Part of Xu's guidebook was found by another hiker in the French Pete Creek drainage 1 1/2-weeks after he was reported missing. Winter storms forced suspension of the search for him Nov. 18 that year, and nothing more has been seen or heard of him.
"There is a mystery here," says Dutton's mother, Cynthia Boucher, 66, of Vancouver, Wash. "Both Jake and the professor were experienced hikers on wilderness trails. Two grown men can't simply disappear from the mountains five years apart."
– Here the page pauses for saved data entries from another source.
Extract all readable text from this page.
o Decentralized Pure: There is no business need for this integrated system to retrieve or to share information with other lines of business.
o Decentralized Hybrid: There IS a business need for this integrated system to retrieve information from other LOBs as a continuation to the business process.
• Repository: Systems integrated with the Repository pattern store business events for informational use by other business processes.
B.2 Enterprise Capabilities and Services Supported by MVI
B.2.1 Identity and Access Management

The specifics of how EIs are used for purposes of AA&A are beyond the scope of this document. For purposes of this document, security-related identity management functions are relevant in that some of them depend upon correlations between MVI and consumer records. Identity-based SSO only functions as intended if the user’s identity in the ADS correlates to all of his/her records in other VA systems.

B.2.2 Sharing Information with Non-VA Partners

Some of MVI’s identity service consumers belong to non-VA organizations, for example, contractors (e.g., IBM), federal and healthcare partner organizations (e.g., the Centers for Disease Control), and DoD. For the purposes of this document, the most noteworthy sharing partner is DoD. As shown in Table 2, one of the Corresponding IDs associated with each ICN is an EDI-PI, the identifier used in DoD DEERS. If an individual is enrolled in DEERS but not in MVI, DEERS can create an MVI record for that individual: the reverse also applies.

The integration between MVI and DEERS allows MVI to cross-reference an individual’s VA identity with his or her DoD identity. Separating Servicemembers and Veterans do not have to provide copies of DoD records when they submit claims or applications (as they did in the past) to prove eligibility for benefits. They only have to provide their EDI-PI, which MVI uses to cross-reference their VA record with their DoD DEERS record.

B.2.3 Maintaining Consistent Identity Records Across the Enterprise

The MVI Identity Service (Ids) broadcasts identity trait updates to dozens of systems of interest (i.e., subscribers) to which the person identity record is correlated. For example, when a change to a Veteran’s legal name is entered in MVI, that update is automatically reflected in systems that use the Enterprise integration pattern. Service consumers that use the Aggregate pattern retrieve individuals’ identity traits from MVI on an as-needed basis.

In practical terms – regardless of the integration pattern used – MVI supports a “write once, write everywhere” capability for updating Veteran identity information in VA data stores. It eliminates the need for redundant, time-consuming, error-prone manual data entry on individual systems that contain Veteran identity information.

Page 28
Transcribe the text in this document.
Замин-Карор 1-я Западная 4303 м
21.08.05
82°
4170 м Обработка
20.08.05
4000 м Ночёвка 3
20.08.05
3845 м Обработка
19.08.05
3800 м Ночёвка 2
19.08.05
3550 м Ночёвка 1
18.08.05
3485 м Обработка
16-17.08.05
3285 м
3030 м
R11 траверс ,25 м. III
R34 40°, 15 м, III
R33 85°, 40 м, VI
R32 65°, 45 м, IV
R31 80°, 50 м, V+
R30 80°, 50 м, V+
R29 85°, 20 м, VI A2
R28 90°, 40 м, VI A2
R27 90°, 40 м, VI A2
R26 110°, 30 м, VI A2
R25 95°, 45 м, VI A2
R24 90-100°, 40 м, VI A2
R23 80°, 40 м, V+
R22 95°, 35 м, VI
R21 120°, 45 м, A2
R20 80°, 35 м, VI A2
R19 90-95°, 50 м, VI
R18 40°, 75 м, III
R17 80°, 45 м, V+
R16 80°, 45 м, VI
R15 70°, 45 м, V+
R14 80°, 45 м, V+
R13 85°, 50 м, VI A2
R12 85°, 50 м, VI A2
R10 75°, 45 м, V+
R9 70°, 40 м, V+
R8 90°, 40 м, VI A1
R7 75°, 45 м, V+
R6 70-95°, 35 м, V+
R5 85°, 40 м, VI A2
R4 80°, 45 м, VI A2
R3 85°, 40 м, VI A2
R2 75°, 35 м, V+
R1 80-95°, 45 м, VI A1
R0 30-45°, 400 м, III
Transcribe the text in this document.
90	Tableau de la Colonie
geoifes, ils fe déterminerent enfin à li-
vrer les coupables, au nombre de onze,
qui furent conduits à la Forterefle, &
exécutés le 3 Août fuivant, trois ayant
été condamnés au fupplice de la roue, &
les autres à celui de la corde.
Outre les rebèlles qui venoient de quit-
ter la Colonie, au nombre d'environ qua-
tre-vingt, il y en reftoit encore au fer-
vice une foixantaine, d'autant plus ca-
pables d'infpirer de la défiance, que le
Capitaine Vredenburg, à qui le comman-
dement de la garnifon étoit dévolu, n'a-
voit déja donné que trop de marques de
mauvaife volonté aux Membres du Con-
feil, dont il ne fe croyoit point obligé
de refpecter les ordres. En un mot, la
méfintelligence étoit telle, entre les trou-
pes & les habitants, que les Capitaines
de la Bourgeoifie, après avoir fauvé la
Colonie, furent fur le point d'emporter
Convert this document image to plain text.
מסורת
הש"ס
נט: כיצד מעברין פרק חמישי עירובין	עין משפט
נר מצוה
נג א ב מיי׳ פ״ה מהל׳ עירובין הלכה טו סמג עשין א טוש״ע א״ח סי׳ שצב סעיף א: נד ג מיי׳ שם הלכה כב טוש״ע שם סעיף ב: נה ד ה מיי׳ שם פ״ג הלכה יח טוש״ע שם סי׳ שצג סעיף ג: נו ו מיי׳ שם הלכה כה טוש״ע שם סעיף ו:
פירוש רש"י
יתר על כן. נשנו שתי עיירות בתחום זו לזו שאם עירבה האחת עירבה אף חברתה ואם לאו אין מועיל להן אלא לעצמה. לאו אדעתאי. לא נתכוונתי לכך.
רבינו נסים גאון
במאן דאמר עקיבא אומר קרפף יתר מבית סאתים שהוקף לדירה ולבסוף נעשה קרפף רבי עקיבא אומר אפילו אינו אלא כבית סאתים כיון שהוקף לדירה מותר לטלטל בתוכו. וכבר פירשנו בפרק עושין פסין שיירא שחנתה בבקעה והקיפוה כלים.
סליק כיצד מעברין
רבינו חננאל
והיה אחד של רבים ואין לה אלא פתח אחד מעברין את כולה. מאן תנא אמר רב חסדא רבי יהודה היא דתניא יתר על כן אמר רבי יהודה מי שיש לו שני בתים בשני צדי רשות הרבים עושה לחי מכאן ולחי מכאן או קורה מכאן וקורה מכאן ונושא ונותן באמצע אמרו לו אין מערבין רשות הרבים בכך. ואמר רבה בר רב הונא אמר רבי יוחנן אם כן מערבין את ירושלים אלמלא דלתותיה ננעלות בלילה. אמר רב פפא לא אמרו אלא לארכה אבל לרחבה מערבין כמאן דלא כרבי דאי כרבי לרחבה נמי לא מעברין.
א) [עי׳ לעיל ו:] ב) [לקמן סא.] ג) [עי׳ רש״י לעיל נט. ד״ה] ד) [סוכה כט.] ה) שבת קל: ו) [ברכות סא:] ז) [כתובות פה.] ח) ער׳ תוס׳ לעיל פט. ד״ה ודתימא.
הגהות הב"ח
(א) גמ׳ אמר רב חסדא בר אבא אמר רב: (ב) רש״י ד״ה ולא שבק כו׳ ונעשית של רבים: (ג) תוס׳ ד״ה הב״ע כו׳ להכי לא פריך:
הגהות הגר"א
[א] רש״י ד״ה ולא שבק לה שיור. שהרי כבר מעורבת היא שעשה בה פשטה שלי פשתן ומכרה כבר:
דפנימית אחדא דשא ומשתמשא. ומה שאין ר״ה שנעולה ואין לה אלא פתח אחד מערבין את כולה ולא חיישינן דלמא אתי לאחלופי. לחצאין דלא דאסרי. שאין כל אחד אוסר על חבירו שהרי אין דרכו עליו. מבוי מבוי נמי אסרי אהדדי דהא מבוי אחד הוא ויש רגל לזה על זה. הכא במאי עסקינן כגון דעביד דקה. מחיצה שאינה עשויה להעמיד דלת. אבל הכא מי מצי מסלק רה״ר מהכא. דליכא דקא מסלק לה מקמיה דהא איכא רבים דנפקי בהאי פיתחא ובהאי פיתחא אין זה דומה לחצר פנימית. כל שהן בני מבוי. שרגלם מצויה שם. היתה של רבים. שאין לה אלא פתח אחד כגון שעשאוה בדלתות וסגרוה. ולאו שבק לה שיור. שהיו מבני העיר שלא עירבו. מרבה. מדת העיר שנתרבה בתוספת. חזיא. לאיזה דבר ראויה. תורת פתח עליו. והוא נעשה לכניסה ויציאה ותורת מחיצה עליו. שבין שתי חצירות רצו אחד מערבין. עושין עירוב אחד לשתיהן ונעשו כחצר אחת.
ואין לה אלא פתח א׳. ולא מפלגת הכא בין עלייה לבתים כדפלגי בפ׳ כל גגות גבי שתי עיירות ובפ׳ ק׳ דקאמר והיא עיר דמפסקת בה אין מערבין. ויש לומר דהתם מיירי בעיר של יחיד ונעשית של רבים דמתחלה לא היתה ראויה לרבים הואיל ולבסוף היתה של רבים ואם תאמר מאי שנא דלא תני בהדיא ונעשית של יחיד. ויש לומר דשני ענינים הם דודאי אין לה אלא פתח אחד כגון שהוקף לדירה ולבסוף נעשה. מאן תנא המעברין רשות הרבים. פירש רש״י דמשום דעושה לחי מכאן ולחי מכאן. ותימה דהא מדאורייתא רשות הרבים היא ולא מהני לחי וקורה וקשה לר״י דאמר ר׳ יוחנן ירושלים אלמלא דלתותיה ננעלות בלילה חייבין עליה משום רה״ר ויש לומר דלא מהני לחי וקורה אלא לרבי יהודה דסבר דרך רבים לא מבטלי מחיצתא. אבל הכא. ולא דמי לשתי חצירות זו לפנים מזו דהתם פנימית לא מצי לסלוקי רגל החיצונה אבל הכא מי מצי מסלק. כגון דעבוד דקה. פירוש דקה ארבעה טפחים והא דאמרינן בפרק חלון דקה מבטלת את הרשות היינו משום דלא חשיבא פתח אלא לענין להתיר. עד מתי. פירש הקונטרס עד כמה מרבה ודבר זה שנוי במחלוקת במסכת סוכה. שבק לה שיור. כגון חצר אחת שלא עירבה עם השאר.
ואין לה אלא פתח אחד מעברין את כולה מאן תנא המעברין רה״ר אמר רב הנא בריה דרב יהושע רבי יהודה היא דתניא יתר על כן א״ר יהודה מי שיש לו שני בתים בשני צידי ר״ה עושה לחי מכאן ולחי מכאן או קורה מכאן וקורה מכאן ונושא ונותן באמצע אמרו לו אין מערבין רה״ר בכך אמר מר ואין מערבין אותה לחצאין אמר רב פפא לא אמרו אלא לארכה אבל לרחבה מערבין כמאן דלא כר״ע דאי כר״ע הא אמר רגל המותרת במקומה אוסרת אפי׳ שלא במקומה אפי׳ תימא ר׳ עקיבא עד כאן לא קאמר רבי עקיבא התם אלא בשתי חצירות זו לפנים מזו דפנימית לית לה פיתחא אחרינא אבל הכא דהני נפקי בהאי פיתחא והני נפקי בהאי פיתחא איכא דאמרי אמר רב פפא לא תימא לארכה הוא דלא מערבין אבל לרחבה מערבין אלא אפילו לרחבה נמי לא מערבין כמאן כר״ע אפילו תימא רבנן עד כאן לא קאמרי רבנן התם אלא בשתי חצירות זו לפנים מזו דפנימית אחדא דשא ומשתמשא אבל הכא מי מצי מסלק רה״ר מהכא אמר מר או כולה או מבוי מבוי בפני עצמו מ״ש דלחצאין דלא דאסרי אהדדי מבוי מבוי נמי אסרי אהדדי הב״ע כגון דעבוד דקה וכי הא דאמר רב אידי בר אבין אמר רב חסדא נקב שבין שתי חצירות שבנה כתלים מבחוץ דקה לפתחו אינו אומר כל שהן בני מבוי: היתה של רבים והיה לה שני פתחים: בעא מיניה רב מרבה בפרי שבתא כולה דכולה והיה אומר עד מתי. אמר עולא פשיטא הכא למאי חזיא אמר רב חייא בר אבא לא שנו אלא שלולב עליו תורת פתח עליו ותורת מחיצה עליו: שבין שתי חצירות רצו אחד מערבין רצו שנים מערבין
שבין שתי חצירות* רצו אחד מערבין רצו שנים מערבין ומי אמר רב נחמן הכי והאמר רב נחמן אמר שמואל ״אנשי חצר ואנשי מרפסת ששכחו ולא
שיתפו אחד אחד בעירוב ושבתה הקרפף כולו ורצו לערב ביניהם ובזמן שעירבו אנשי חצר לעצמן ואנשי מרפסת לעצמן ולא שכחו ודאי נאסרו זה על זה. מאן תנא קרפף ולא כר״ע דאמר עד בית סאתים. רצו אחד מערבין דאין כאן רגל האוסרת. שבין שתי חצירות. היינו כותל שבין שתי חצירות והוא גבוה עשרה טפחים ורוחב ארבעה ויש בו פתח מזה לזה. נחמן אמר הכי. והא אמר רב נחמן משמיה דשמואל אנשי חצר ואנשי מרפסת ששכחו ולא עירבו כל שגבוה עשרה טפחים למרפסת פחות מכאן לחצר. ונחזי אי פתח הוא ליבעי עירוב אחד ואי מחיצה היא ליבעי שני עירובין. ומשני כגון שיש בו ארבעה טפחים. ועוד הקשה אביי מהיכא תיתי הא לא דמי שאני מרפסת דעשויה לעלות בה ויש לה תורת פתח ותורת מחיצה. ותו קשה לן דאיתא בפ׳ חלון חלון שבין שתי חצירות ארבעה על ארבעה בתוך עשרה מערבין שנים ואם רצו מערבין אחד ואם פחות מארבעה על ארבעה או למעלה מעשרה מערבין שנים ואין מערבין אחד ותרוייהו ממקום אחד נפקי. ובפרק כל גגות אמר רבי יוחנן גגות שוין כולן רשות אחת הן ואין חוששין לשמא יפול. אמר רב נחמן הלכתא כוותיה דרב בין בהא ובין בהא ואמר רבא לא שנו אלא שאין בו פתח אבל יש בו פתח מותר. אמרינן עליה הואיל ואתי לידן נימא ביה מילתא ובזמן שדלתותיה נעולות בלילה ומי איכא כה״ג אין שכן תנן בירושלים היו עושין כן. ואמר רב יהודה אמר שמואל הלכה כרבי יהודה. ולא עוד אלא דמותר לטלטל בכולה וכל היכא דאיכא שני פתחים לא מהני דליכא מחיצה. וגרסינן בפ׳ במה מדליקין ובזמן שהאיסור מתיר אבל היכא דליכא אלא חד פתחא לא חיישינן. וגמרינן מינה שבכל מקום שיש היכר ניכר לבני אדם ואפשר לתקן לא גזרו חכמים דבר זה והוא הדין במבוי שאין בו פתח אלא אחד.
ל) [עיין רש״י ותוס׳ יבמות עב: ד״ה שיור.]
Unfortunately, they can.''
Surviving in the backcountry after straying off a trail often is a matter of knowing how to read a map, compass or GPS unit, and many who have those tools aren't proficient with them, said King, whose office in Benton County conducts about 20 searches a year. Many who fail to survive have poor fire-building skills, are unable to keep warm and dry and didn't bring extra food and water, she said.
Jude McHugh, spokeswoman for the Willamette National Forest, said dense, coastal type rain forest covers much of the terrain where she works, raising the odds that a hiker or backpacker might wander off an established trail. If that happens, the foliage can mask steep drop-offs and cause fatal falls, she said.
People disappear for a lot of reasons, says McHugh.
"Some probably go missing on purpose, some by accident," she said. "Some go to a beautiful spot to take their own lives."